SARS-CoV-2 z-bio 2021-02-15 326

　　Recently, a team led by Cambridge researchers published an article in the journal Nature, reporting how they observed SARS-CoV-2 mutations in immunocompromised patients receiving restorative plasma therapy. In particular, they saw that the key mutations that led to another large-scale “blockade” of the United Kingdom also appeared in the new variant.

　　The  research team used a variant of the virus created in the laboratory and discovered specific changes in its genetic code that made the virus twice as infectious on cells as ordinary strains.

　　The spike protein structure on the surface of the virus gives it a characteristic coronal shape. The virus uses this protein to attach to the ACE2 receptor on the surface of the host cell, allowing it to enter the cell, hijacking its machinery, and making it replicate and spread in the human body. Most vaccines currently in use or being tried target spike proteins, and there is concern that mutations may affect the efficacy of these vaccines.

　　British researchers in the COVID-19 Genomics UK (COG-UK) Consortium led by Cambridge, UK have identified a special variant of the virus, including an important change that may make it more infectious: part of the spike protein The ΔH69/ΔV70 amino acid deletion in ΔH69/ΔV70 is one of the key changes of this variant.

　　Although ΔH69/ΔV70 deletions have been detected many times, until now, scientists have not seen them appear in patients. However, in a study published today in the journal Nature, researchers at the University of Cambridge documented how these mutations appeared in COVID-19 patients.
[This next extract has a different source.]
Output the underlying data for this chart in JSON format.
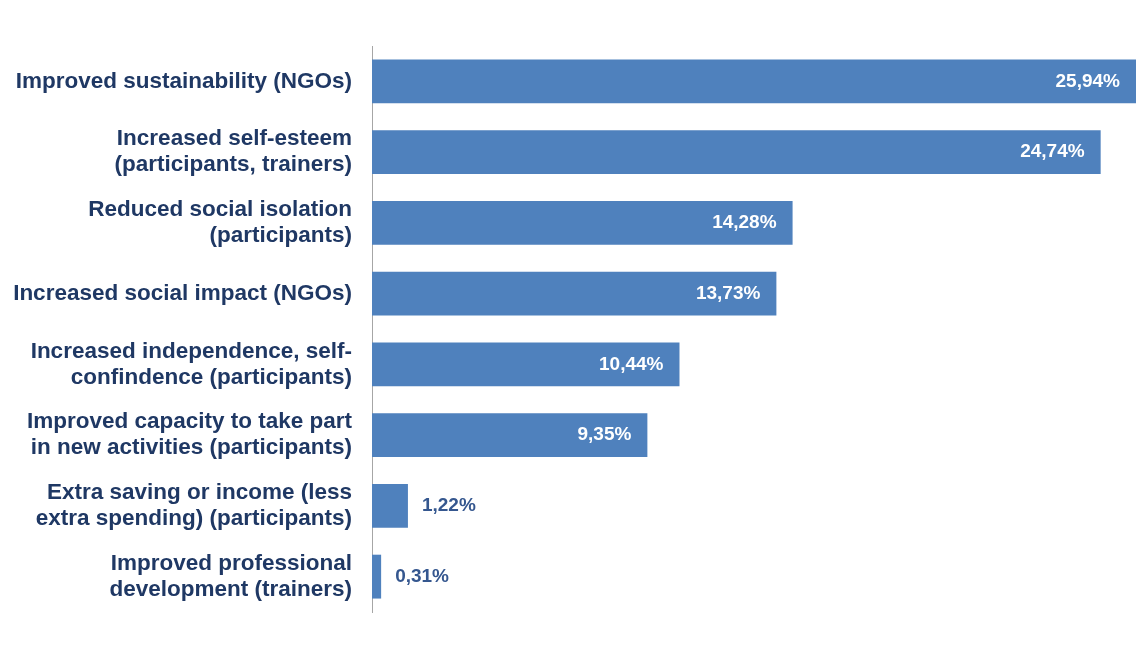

　　The related patient is a man in his 70s. He was previously diagnosed with borderline B-cell lymphoma and recently received chemotherapy, which means that his immune system is severely damaged. After admission, the patient was provided with a variety of treatments, including the antiviral drug remdesivir and convalescent plasma (plasma containing antibodies extracted from the blood of patients who successfully cleared the virus from the system). Although his condition initially stabilized, it began to deteriorate later. He was admitted to the intensive care unit for further treatment and eventually died.

　　During the patient’s hospitalization, a total of 23 virus samples were isolated, most of which came from his nose and throat. It was in these sequences that the researchers observed viral genome mutations.

　　Between the 66th day and the 82nd day after the initial two recuperation serums, the research team observed a significant change in the virus population. The variant with the ΔH69/ΔV70 deletion and the mutation of the spike protein called D796H became Advantage. Although this mutation initially seemed to have disappeared, it reappeared after the third remdesivir and convalescent plasma treatment. .

　　"The virus that ultimately won (with the D796H mutation and the ΔH69/ΔV70 deletion) initially prevailed in the rehabilitation plasma therapy, and was then replaced by other strains, but reappeared after resuming treatment."

　　Under strictly controlled conditions, the researchers created and individually tested viruses with ΔH69/ΔV70 deletions and D796H mutations. The combined mutations make the virus less sensitive to the neutralization of convalescent plasma, although it appears that the D796H mutation alone is responsible for the decreased sensitivity of antibodies in plasma. In the absence of plasma, only the D796H mutation can cause loss of infection, which is a typical mutation acquired by the virus to escape immune pressure.

　　The researchers found that the deletion of ΔH69/ΔV70 itself makes the virus twice as infectious as the previous superior variant. Researchers believe that the role of the deletion is to compensate for the loss of infectivity caused by the D796H mutation.

　　Professor Gupta added: “Given that both vaccines and treatments target the spike protein that we have mutated in our patients, our study raises the worrying possibility that viral mutations may defeat our vaccine.”